Robust motion segmentation for on-line application
- When?
- Wednesday 1 August 2012, 11:00 to 12:00
- Where?
- CVSSP Seminar Room (40bAB05)
- Open to:
- Public, Staff, Students
- Speaker:
- Dr Vítězslav Beran, Department of Computer Graphics and Multimedia, Brno University of Technology, Czech Republic
1st talk
Title: Robust motion segmentation for on-line application
Abstract: The seminar presents an approach for on-line video motion segmentation. Common methods were designed for off-line processing, where time to process one frame is not so important and varies from minutes to hours. The motivation of our work was an application in robotic perception, where a high computational speed is required. The main contribution of this work is an adaptation of existing methods to a higher computational speed and on-line processing. The proposed approach is based on sparse features, we utilized the KLT tracker to obtain their trajectories. A RANSAC-based method is used for initial motion segmentation, resulting motion groups are partitioned by a spatial-proximity constraints.

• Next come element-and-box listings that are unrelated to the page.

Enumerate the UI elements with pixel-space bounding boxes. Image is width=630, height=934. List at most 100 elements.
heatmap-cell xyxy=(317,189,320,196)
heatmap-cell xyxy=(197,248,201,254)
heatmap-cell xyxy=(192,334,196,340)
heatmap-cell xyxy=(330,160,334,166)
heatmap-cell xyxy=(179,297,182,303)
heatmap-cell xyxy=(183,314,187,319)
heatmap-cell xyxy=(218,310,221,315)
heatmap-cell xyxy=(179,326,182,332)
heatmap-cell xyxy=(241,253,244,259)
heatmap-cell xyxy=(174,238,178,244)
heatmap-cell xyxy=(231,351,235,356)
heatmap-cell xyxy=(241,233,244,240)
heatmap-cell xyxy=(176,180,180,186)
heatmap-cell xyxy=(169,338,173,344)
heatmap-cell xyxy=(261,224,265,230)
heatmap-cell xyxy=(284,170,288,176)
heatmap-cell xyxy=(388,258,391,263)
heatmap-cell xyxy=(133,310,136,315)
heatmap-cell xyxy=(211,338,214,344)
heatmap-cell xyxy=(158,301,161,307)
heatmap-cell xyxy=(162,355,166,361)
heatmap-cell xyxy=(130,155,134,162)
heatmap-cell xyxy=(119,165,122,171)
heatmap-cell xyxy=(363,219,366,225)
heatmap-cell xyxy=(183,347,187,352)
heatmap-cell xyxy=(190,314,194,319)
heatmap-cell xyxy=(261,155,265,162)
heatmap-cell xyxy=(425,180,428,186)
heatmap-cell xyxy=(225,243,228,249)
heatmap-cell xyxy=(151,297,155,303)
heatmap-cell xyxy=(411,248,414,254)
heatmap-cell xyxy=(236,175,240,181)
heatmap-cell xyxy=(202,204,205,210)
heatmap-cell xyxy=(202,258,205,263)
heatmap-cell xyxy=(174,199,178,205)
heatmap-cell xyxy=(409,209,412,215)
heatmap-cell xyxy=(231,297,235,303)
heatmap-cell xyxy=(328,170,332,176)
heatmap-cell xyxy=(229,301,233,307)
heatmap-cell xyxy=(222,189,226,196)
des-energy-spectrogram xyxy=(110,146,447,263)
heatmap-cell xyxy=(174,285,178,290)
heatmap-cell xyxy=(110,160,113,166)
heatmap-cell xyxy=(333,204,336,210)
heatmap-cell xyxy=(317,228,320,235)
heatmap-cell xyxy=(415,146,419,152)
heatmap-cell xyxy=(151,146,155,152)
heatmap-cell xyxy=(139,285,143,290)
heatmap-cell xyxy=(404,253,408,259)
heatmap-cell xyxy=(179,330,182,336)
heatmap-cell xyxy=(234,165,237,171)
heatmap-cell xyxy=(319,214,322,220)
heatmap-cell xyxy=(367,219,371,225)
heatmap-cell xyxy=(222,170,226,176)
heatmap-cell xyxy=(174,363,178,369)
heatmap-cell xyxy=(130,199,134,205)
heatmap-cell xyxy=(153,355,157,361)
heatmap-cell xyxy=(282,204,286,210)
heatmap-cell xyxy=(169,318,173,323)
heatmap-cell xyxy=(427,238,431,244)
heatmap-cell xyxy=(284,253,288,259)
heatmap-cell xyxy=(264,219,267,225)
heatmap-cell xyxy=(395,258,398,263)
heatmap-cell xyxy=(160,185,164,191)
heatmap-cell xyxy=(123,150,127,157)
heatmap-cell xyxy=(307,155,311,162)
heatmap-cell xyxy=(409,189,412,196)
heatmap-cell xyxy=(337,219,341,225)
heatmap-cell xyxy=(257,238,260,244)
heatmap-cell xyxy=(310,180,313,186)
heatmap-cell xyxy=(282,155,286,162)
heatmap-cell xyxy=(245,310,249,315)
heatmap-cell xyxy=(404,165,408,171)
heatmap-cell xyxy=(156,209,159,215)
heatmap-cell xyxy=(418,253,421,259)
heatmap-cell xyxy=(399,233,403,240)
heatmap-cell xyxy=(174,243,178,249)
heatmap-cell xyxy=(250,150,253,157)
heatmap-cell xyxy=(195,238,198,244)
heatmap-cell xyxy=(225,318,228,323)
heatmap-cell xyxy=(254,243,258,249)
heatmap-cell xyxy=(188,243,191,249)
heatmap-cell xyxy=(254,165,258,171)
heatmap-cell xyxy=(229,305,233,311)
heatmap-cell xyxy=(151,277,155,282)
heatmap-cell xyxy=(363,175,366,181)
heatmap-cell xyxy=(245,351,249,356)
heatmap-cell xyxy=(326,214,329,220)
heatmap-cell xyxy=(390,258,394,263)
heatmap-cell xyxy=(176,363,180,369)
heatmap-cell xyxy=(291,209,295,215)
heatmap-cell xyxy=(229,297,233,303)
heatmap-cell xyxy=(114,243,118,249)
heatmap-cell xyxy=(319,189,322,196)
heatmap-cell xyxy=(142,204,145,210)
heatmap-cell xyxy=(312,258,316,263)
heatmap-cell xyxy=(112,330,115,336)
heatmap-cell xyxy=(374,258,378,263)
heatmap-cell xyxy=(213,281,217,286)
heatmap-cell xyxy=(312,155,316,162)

The correspondence of motion groups across frames is solved by one-frame label
propagation in forward and backward directions. Finally, an approximation of dense image segmentation is obtained by
using the Voronoi tessellation.
2nd talk
Title: Fast and Accurate Plane Segmentation in Depth Maps for Indoor Scenes
Abstract: This paper deals with a scene pre-processing task – depth image segmentation. Efficiency and accuracy of several methods for depth map segmentation are explored. To meet the real-time capable constraints, state-of-the-art techniques needed to be optimized and modified. Along with these modifications, new segmentation approaches are presented which aim at optimizing performance characteristics. They benefit from an assumption of human-made indoor environments by focusing on detection of planar regions. All methods were evaluated on datasets with manually annotated real environments. A comparison with alternative solutions is also presented.